Listen to the Full Beat

With all four tracks playing, listen to your complete four-on-the-floor beat. Adjust volumes if one sound is drowning out the others (drag the volume knob on each track).

Checkpoint: Work Session 3

  • I have a fourth track with a drum or cymbal of my choice, four measures long.
  • I chose an appropriate quantize grid for the fourth track.
  • All four tracks play together and the beat sounds complete.

Closing

Think about these questions — you may be called on to share your answer out loud.

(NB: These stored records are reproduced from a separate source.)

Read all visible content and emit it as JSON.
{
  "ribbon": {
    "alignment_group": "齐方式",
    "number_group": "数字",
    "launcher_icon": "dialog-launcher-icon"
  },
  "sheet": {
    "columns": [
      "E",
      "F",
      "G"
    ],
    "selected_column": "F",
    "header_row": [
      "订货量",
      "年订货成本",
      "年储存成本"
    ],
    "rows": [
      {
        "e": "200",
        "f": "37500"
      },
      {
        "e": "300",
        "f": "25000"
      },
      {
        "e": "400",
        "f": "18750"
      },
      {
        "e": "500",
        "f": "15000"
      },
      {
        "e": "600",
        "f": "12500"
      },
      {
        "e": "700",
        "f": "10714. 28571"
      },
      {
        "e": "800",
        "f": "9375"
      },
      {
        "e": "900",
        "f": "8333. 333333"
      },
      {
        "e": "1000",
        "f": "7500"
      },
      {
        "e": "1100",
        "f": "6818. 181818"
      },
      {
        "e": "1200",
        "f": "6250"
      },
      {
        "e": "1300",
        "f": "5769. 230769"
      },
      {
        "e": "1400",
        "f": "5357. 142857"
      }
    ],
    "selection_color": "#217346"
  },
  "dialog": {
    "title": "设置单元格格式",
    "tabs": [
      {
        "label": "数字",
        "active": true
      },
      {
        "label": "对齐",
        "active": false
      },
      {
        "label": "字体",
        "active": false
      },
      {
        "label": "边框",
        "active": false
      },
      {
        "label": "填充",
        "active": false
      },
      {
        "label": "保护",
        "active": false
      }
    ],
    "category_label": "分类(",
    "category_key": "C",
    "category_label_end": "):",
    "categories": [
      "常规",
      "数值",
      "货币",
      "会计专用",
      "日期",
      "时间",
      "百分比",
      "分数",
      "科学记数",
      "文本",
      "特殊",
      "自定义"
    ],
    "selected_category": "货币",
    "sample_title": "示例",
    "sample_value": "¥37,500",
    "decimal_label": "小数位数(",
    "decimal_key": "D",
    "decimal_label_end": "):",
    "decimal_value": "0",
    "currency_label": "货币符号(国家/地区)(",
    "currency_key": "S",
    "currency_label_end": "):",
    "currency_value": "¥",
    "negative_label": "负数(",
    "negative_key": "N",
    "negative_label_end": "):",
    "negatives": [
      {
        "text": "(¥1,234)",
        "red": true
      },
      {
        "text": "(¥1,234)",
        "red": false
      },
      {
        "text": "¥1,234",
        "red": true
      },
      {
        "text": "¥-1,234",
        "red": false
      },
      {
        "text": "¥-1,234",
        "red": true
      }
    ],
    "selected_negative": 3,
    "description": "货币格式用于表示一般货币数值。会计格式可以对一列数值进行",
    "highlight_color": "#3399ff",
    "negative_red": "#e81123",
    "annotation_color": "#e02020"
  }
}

  1. Your beat has four tracks. Name each one and the MIDI note it uses.
  2. Why did the hi-hat use a 1/8 Note quantize grid instead of 1/4 Note? What would have happened if you had used 1/4?
  3. What sound did you pick for track four, and why? What does it add to the beat?

Standards

  • MSMTC8.CR.1 — Generate musical ideas for various purposes and contexts (completing a four-on-the-floor beat by adding hi-hat and a choice sound).
  • MSMTC8.CR.2 — Select and develop musical ideas for defined purposes and contexts (choosing appropriate quantization grid values for each track).